Remember To Think About Things You Don't Think About

Good ideas often come to me at home, as opposed to out in the field. Does that ever happen to you, or is it just me?

For example, ideas like ‘I should try to make some creative multiple exposures’ or ‘I should force myself to just shoot with a wide angle’ (since my natural tendency is to go telephoto), or ‘I should try my hand at some panoramas’. That last one, the panoramas, I tell myself all the time. But it’s always when I’m at home. For heaven’s sake, I even have a small pano head for my tripod. But when I’m out there in the fireld it seems like I just never think about the things that I don’t usually do. It’s not an unwillingness to try them out, but, rather, just that they don’t come to mind when I’m actively photographing. It’s often afterwards, when I am looking at images in Lightroom, that I say ‘you know, it might have been a good idea to have tried x, y , or z”. Then it’s too late.

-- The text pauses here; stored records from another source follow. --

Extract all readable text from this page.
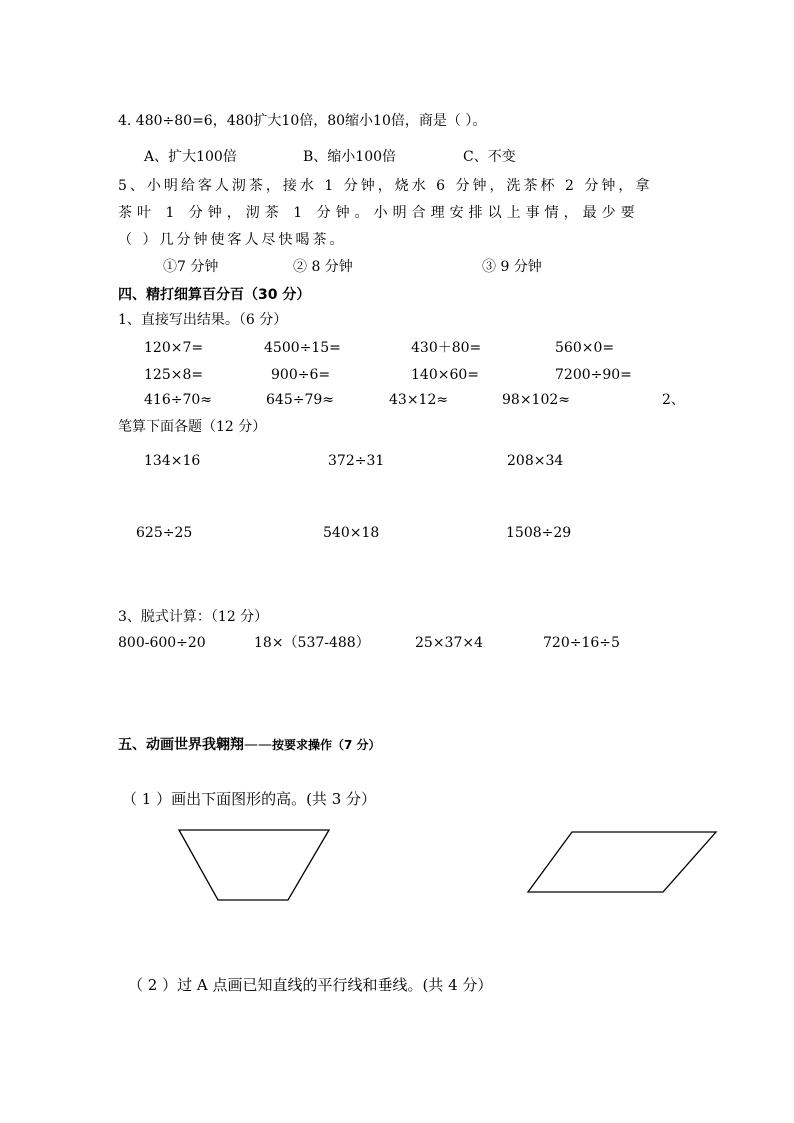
4. 480÷80=6，480扩大10倍，80缩小10倍，商是（ ）。
A、扩大100倍	B、缩小100倍	C、不变
5、小明给客人沏茶，接水 1 分钟，烧水 6 分钟，洗茶杯 2 分钟，拿
茶叶 1 分钟，沏茶 1 分钟。小明合理安排以上事情，最少要
（ ）几分钟使客人尽快喝茶。
①7 分钟	② 8 分钟	③ 9 分钟
四、精打细算百分百（30 分）
1、直接写出结果。（6 分）
120×7=	4500÷15=	430＋80=	560×0=
125×8=	900÷6=	140×60=	7200÷90=
416÷70≈	645÷79≈	43×12≈	98×102≈	2、
笔算下面各题（12 分）
134×16	372÷31	208×34
625÷25	540×18	1508÷29
3、脱式计算：（12 分）
800-600÷20	18×（537-488）	25×37×4	720÷16÷5
五、动画世界我翱翔——按要求操作（7 分）
（ 1 ）画出下面图形的高。(共 3 分）
（ 2 ）过 A 点画已知直线的平行线和垂线。(共 4 分）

On my recent trip to Oregon I was at Sunset Bay making photographs and admiring the expanse of beach. I was trying to get close to the water in the foreground and shoot wide to take in the scene with the cliffs on either side, but I just couldn’t get wide enough. I even got my cell phone out and made a short hand held video of the location, panning from the cliffs on one side to the cliffs on the other side. You would think that by then the thought of making a pano would have crossed my mind, but it hadn’t yet. After another twenty minutes or so of photographing it finally struck me…….’I keep telling myself that I should try my hand at some panos and this would be a great site to try it out’. Duh, right, lets give it a shot.

sunset bay.jpg

I assembled the 10 image stitch in Lightroom (there was a good deal of overlap in each image) which did a very nice job. Because the 10 separate images were, by necessity, taken at slightly different moments in time, there was a bit of a funky look to some of the waves (surprisingly few though) as they were in one position in one image but moved before the next shot was taken. However, it wasn’t too difficult to fix things up in Photoshop (now don’t go looking for the spots, as I fixed them pretty well). When it came to the cliffs and sandy beach I couldn’t detect a stitch seam anywhere.

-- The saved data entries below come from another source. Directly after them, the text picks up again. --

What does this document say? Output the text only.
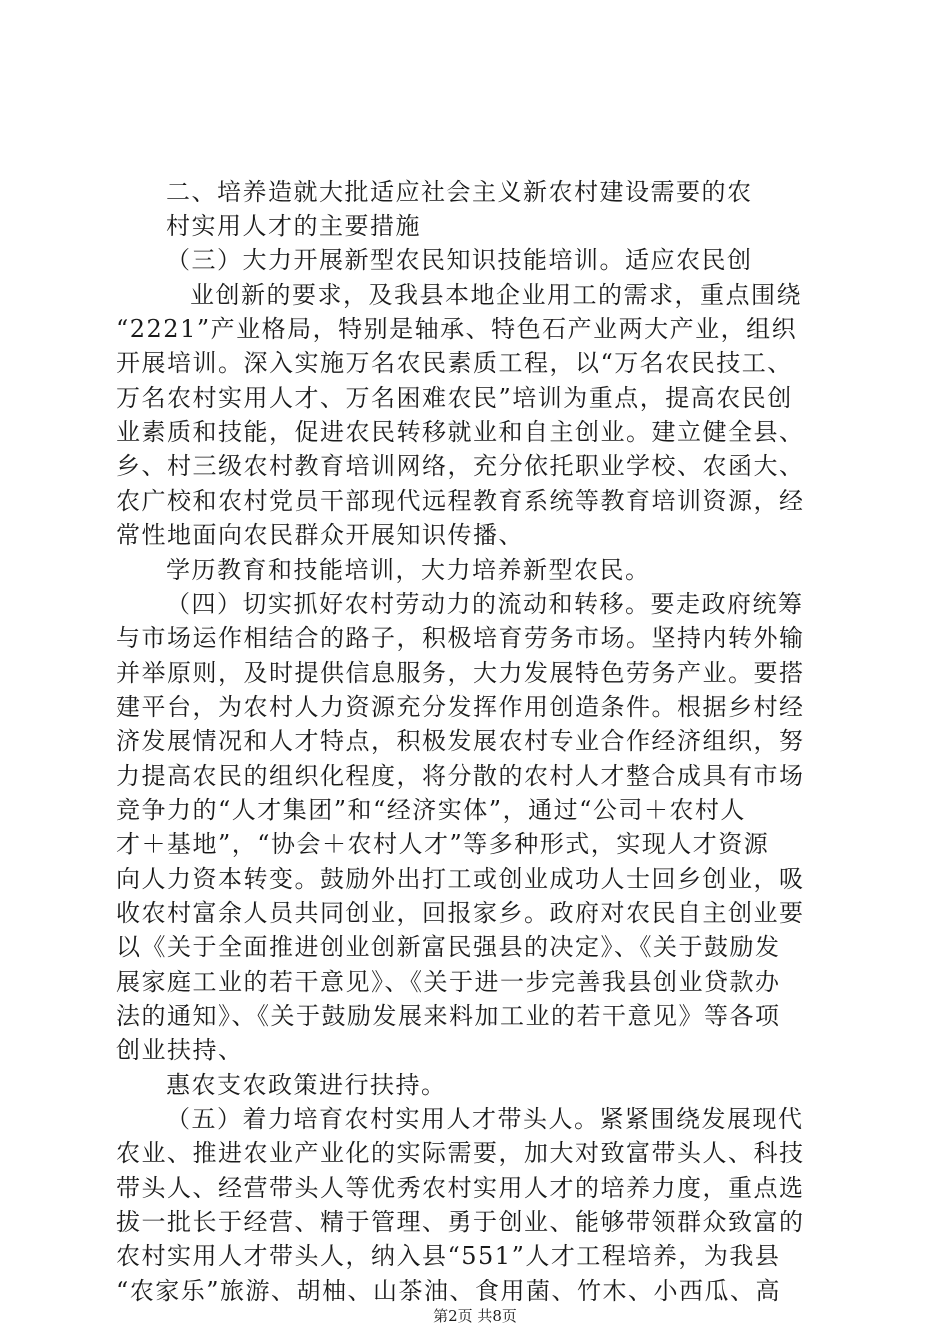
二、培养造就大批适应社会主义新农村建设需要的农
村实用人才的主要措施
（三）大力开展新型农民知识技能培训。适应农民创
业创新的要求，及我县本地企业用工的需求，重点围绕
“2221”产业格局，特别是轴承、特色石产业两大产业，组织
开展培训。深入实施万名农民素质工程，以“万名农民技工、
万名农村实用人才、万名困难农民”培训为重点，提高农民创
业素质和技能，促进农民转移就业和自主创业。建立健全县、
乡、村三级农村教育培训网络，充分依托职业学校、农函大、
农广校和农村党员干部现代远程教育系统等教育培训资源，经
常性地面向农民群众开展知识传播、
学历教育和技能培训，大力培养新型农民。
（四）切实抓好农村劳动力的流动和转移。要走政府统筹
与市场运作相结合的路子，积极培育劳务市场。坚持内转外输
并举原则，及时提供信息服务，大力发展特色劳务产业。要搭
建平台，为农村人力资源充分发挥作用创造条件。根据乡村经
济发展情况和人才特点，积极发展农村专业合作经济组织，努
力提高农民的组织化程度，将分散的农村人才整合成具有市场
竞争力的“人才集团”和“经济实体”，通过“公司＋农村人
才＋基地”，“协会＋农村人才”等多种形式，实现人才资源
向人力资本转变。鼓励外出打工或创业成功人士回乡创业，吸
收农村富余人员共同创业，回报家乡。政府对农民自主创业要
以《关于全面推进创业创新富民强县的决定》、《关于鼓励发
展家庭工业的若干意见》、《关于进一步完善我县创业贷款办
法的通知》、《关于鼓励发展来料加工业的若干意见》等各项
创业扶持、
惠农支农政策进行扶持。
（五）着力培育农村实用人才带头人。紧紧围绕发展现代
农业、推进农业产业化的实际需要，加大对致富带头人、科技
带头人、经营带头人等优秀农村实用人才的培养力度，重点选
拔一批长于经营、精于管理、勇于创业、能够带领群众致富的
农村实用人才带头人，纳入县“551”人才工程培养，为我县
“农家乐”旅游、胡柚、山茶油、食用菌、竹木、小西瓜、高
第2页 共8页
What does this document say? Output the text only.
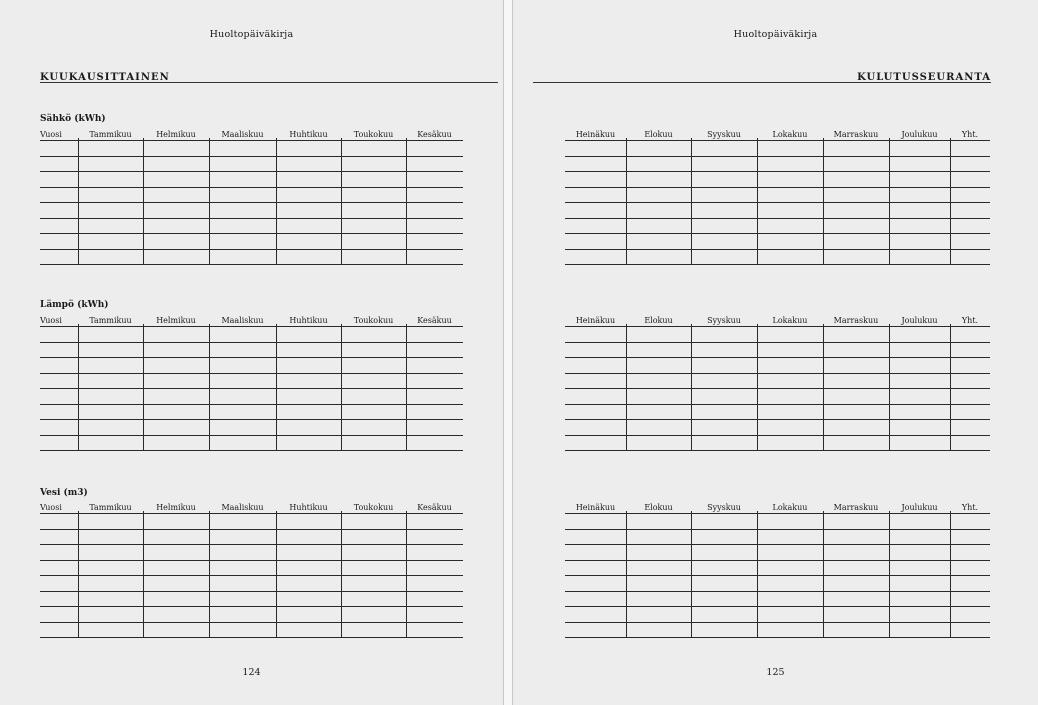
Huoltopäiväkirja
KUUKAUSITTAINEN
Sähkö (kWh)
Vuosi	Tammikuu	Helmikuu	Maaliskuu	Huhtikuu	Toukokuu	Kesäkuu
Lämpö (kWh)
Vuosi	Tammikuu	Helmikuu	Maaliskuu	Huhtikuu	Toukokuu	Kesäkuu
Vesi (m3)
Vuosi	Tammikuu	Helmikuu	Maaliskuu	Huhtikuu	Toukokuu	Kesäkuu
124
Huoltopäiväkirja
KULUTUSSEURANTA
Heinäkuu	Elokuu	Syyskuu	Lokakuu	Marraskuu	Joulukuu	Yht.
Heinäkuu	Elokuu	Syyskuu	Lokakuu	Marraskuu	Joulukuu	Yht.
Heinäkuu	Elokuu	Syyskuu	Lokakuu	Marraskuu	Joulukuu	Yht.
125
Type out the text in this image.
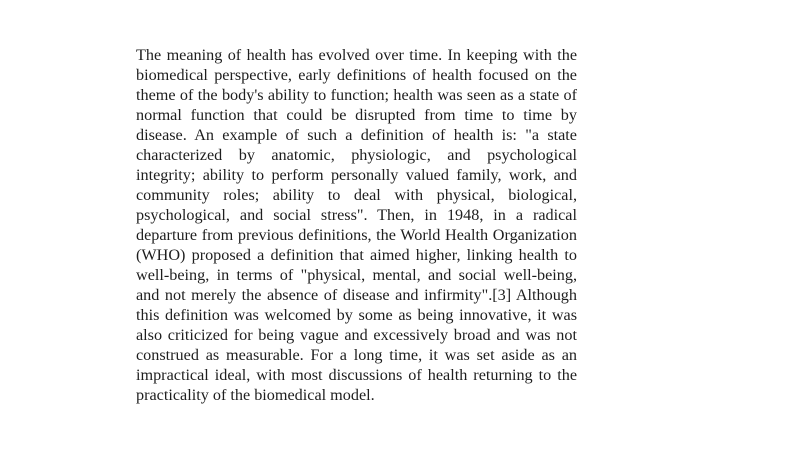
The meaning of health has evolved over time. In keeping with the biomedical perspective, early definitions of health focused on the theme of the body's ability to function; health was seen as a state of normal function that could be disrupted from time to time by disease. An example of such a definition of health is: "a state characterized by anatomic, physiologic, and psychological integrity; ability to perform personally valued family, work, and community roles; ability to deal with physical, biological, psychological, and social stress". Then, in 1948, in a radical departure from previous definitions, the World Health Organization (WHO) proposed a definition that aimed higher, linking health to well-being, in terms of "physical, mental, and social well-being, and not merely the absence of disease and infirmity".[3] Although this definition was welcomed by some as being innovative, it was also criticized for being vague and excessively broad and was not construed as measurable. For a long time, it was set aside as an impractical ideal, with most discussions of health returning to the practicality of the biomedical model.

By the way, here is that 15 second hand held cell phone video I made before figuring out that I needed to make a still image panorama. As you can tell, there was a good deal of wind.

By the way, if you happen to subscribe to the blog by email, the video won’t come along with the email. You’ll have to go to the blog itself if you’d like to see the video. Not sure why, but apparently that’s the way it works!

Moral of the story for me? It’s a good idea to stop and think every so often instead of doing things as I have always done. That’s probably a good idea in general, not just for photography. I need to remember to think about the things I don’t usually think about!